His research interests include biogeochemical cycling in high-latitude ecosystem through the use of isotopic and elemental tracers. He has extensive polar shipboard research experience on all three current US Coast Guard icebreakers, including service as chief scientist coordinating several multidisciplinary research programs. He was also lead principal investigator for the Bering Strait Environmental Observatory, which involved local subsistence hunters in collection of samples and pilot-scale continuous seawater pumping operations in Bering Strait from Little Diomede Island.

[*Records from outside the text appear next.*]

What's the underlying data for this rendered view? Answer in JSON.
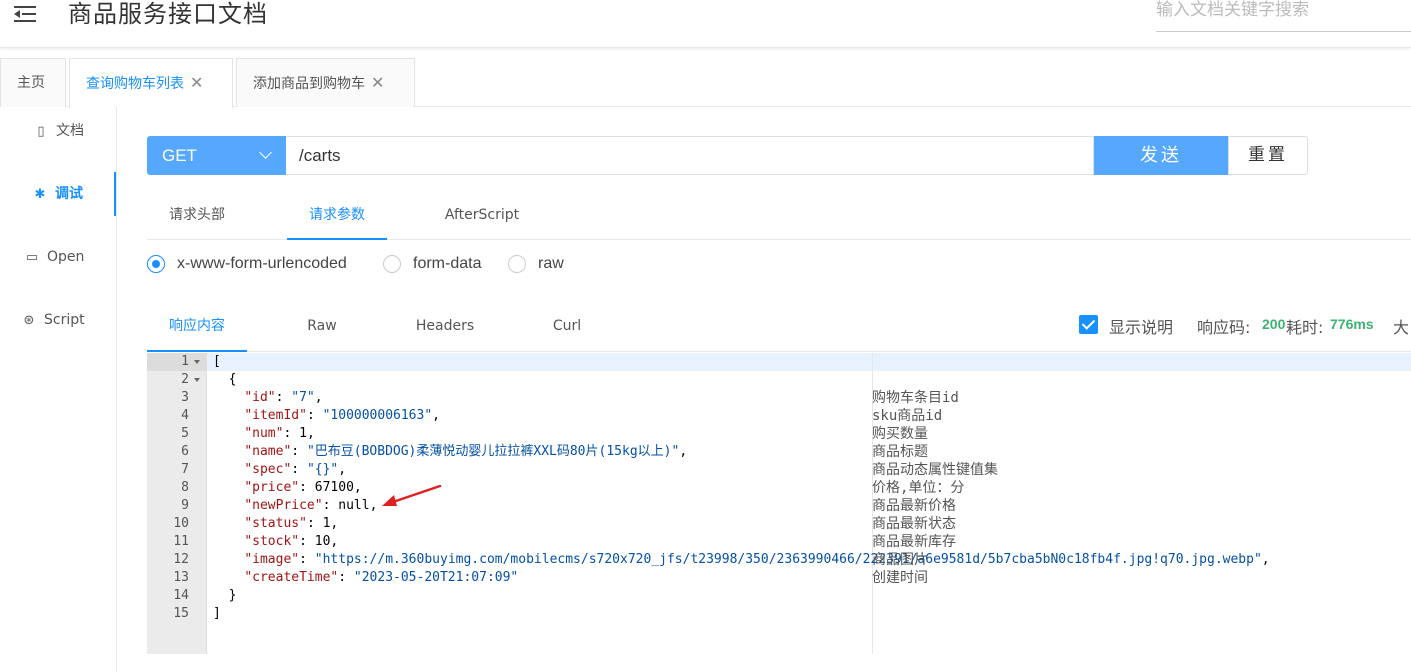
{
  "header": {
    "title": "商品服务接口文档",
    "search_placeholder": "输入文档关键字搜索"
  },
  "tabs": [
    {
      "label": "主页"
    },
    {
      "label": "查询购物车列表",
      "close": "✕"
    },
    {
      "label": "添加商品到购物车",
      "close": "✕"
    }
  ],
  "sidebar": {
    "items": [
      {
        "label": "文档",
        "icon": "document-icon"
      },
      {
        "label": "调试",
        "icon": "bug-icon"
      },
      {
        "label": "Open",
        "icon": "file-icon"
      },
      {
        "label": "Script",
        "icon": "code-icon"
      }
    ]
  },
  "request": {
    "method": "GET",
    "url": "/carts",
    "send_label": "发送",
    "reset_label": "重置"
  },
  "sub_tabs": [
    "请求头部",
    "请求参数",
    "AfterScript"
  ],
  "body_types": [
    "x-www-form-urlencoded",
    "form-data",
    "raw"
  ],
  "response": {
    "tabs": [
      "响应内容",
      "Raw",
      "Headers",
      "Curl"
    ],
    "show_desc_label": "显示说明",
    "status_label": "响应码:",
    "status_code": "200",
    "time_label": "耗时:",
    "time_value": "776ms",
    "size_label": "大"
  },
  "editor": {
    "line_numbers": [
      "1",
      "2",
      "3",
      "4",
      "5",
      "6",
      "7",
      "8",
      "9",
      "10",
      "11",
      "12",
      "13",
      "14",
      "15"
    ],
    "comments": {
      "id": "购物车条目id",
      "itemId": "sku商品id",
      "num": "购买数量",
      "name": "商品标题",
      "spec": "商品动态属性键值集",
      "price": "价格,单位：分",
      "newPrice": "商品最新价格",
      "status": "商品最新状态",
      "stock": "商品最新库存",
      "image": "商品图片",
      "createTime": "创建时间"
    },
    "values": {
      "id": "\"7\"",
      "itemId": "\"100000006163\"",
      "num": "1",
      "name": "\"巴布豆(BOBDOG)柔薄悦动婴儿拉拉裤XXL码80片(15kg以上)\"",
      "spec": "\"{}\"",
      "price": "67100",
      "newPrice": "null",
      "status": "1",
      "stock": "10",
      "image": "\"https://m.360buyimg.com/mobilecms/s720x720_jfs/t23998/350/2363990466/222391/a6e9581d/5b7cba5bN0c18fb4f.jpg!q70.jpg.webp\"",
      "createTime": "\"2023-05-20T21:07:09\""
    }
  },
  "colors": {
    "accent": "#1890ff",
    "button": "#55a8fd",
    "success": "#3cb371",
    "annotation_arrow": "#e02020"
  }
}
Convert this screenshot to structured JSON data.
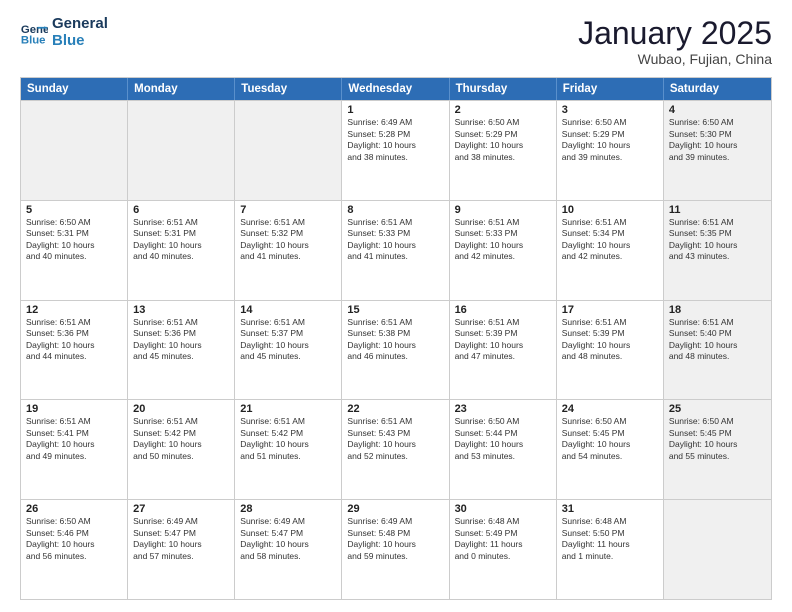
{
  "header": {
    "logo_line1": "General",
    "logo_line2": "Blue",
    "month_title": "January 2025",
    "location": "Wubao, Fujian, China"
  },
  "weekdays": [
    "Sunday",
    "Monday",
    "Tuesday",
    "Wednesday",
    "Thursday",
    "Friday",
    "Saturday"
  ],
  "weeks": [
    [
      {
        "day": "",
        "info": "",
        "shaded": true
      },
      {
        "day": "",
        "info": "",
        "shaded": true
      },
      {
        "day": "",
        "info": "",
        "shaded": true
      },
      {
        "day": "1",
        "info": "Sunrise: 6:49 AM\nSunset: 5:28 PM\nDaylight: 10 hours\nand 38 minutes."
      },
      {
        "day": "2",
        "info": "Sunrise: 6:50 AM\nSunset: 5:29 PM\nDaylight: 10 hours\nand 38 minutes."
      },
      {
        "day": "3",
        "info": "Sunrise: 6:50 AM\nSunset: 5:29 PM\nDaylight: 10 hours\nand 39 minutes."
      },
      {
        "day": "4",
        "info": "Sunrise: 6:50 AM\nSunset: 5:30 PM\nDaylight: 10 hours\nand 39 minutes.",
        "shaded": true
      }
    ],
    [
      {
        "day": "5",
        "info": "Sunrise: 6:50 AM\nSunset: 5:31 PM\nDaylight: 10 hours\nand 40 minutes."
      },
      {
        "day": "6",
        "info": "Sunrise: 6:51 AM\nSunset: 5:31 PM\nDaylight: 10 hours\nand 40 minutes."
      },
      {
        "day": "7",
        "info": "Sunrise: 6:51 AM\nSunset: 5:32 PM\nDaylight: 10 hours\nand 41 minutes."
      },
      {
        "day": "8",
        "info": "Sunrise: 6:51 AM\nSunset: 5:33 PM\nDaylight: 10 hours\nand 41 minutes."
      },
      {
        "day": "9",
        "info": "Sunrise: 6:51 AM\nSunset: 5:33 PM\nDaylight: 10 hours\nand 42 minutes."
      },
      {
        "day": "10",
        "info": "Sunrise: 6:51 AM\nSunset: 5:34 PM\nDaylight: 10 hours\nand 42 minutes."
      },
      {
        "day": "11",
        "info": "Sunrise: 6:51 AM\nSunset: 5:35 PM\nDaylight: 10 hours\nand 43 minutes.",
        "shaded": true
      }
    ],
    [
      {
        "day": "12",
        "info": "Sunrise: 6:51 AM\nSunset: 5:36 PM\nDaylight: 10 hours\nand 44 minutes."
      },
      {
        "day": "13",
        "info": "Sunrise: 6:51 AM\nSunset: 5:36 PM\nDaylight: 10 hours\nand 45 minutes."
      },
      {
        "day": "14",
        "info": "Sunrise: 6:51 AM\nSunset: 5:37 PM\nDaylight: 10 hours\nand 45 minutes."
      },
      {
        "day": "15",
        "info": "Sunrise: 6:51 AM\nSunset: 5:38 PM\nDaylight: 10 hours\nand 46 minutes."
      },
      {
        "day": "16",
        "info": "Sunrise: 6:51 AM\nSunset: 5:39 PM\nDaylight: 10 hours\nand 47 minutes."
      },
      {
        "day": "17",
        "info": "Sunrise: 6:51 AM\nSunset: 5:39 PM\nDaylight: 10 hours\nand 48 minutes."
      },
      {
        "day": "18",
        "info": "Sunrise: 6:51 AM\nSunset: 5:40 PM\nDaylight: 10 hours\nand 48 minutes.",
        "shaded": true
      }
    ],
    [
      {
        "day": "19",
        "info": "Sunrise: 6:51 AM\nSunset: 5:41 PM\nDaylight: 10 hours\nand 49 minutes."
      },
      {
        "day": "20",
        "info": "Sunrise: 6:51 AM\nSunset: 5:42 PM\nDaylight: 10 hours\nand 50 minutes."
      },
      {
        "day": "21",
        "info": "Sunrise: 6:51 AM\nSunset: 5:42 PM\nDaylight: 10 hours\nand 51 minutes."
      },
      {
        "day": "22",
        "info": "Sunrise: 6:51 AM\nSunset: 5:43 PM\nDaylight: 10 hours\nand 52 minutes."
      },
      {
        "day": "23",
        "info": "Sunrise: 6:50 AM\nSunset: 5:44 PM\nDaylight: 10 hours\nand 53 minutes."
      },
      {
        "day": "24",
        "info": "Sunrise: 6:50 AM\nSunset: 5:45 PM\nDaylight: 10 hours\nand 54 minutes."
      },
      {
        "day": "25",
        "info": "Sunrise: 6:50 AM\nSunset: 5:45 PM\nDaylight: 10 hours\nand 55 minutes.",
        "shaded": true
      }
    ],
    [
      {
        "day": "26",
        "info": "Sunrise: 6:50 AM\nSunset: 5:46 PM\nDaylight: 10 hours\nand 56 minutes."
      },
      {
        "day": "27",
        "info": "Sunrise: 6:49 AM\nSunset: 5:47 PM\nDaylight: 10 hours\nand 57 minutes."
      },
      {
        "day": "28",
        "info": "Sunrise: 6:49 AM\nSunset: 5:47 PM\nDaylight: 10 hours\nand 58 minutes."
      },
      {
        "day": "29",
        "info": "Sunrise: 6:49 AM\nSunset: 5:48 PM\nDaylight: 10 hours\nand 59 minutes."
      },
      {
        "day": "30",
        "info": "Sunrise: 6:48 AM\nSunset: 5:49 PM\nDaylight: 11 hours\nand 0 minutes."
      },
      {
        "day": "31",
        "info": "Sunrise: 6:48 AM\nSunset: 5:50 PM\nDaylight: 11 hours\nand 1 minute."
      },
      {
        "day": "",
        "info": "",
        "shaded": true
      }
    ]
  ]
}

Dr. Cooper has been active in working to improve collaborative bi-national research in the Russian Arctic and participates as the US representative in an International Arctic Science Committee working group that exchanges information with other arctic countries on multinational research activities in the Russian Arctic. He has been the lead author of more than 30 peer-reviewed publications and a co-author on a roughly equal number of other studies. He served as a member of a National Academy of Sciences study committee on designing an Arctic Observing Network that will improve capabilities for detecting climate change in the Arctic.
His public outreach efforts to explain climate change, particularly in high latitude regions, have included interviews for mass media outlets such as the CBS Evening News, News Hour with Jim Lehrer, Los Angeles Times, The Nome Nugget, USA Today, National Public Radio and the BBC.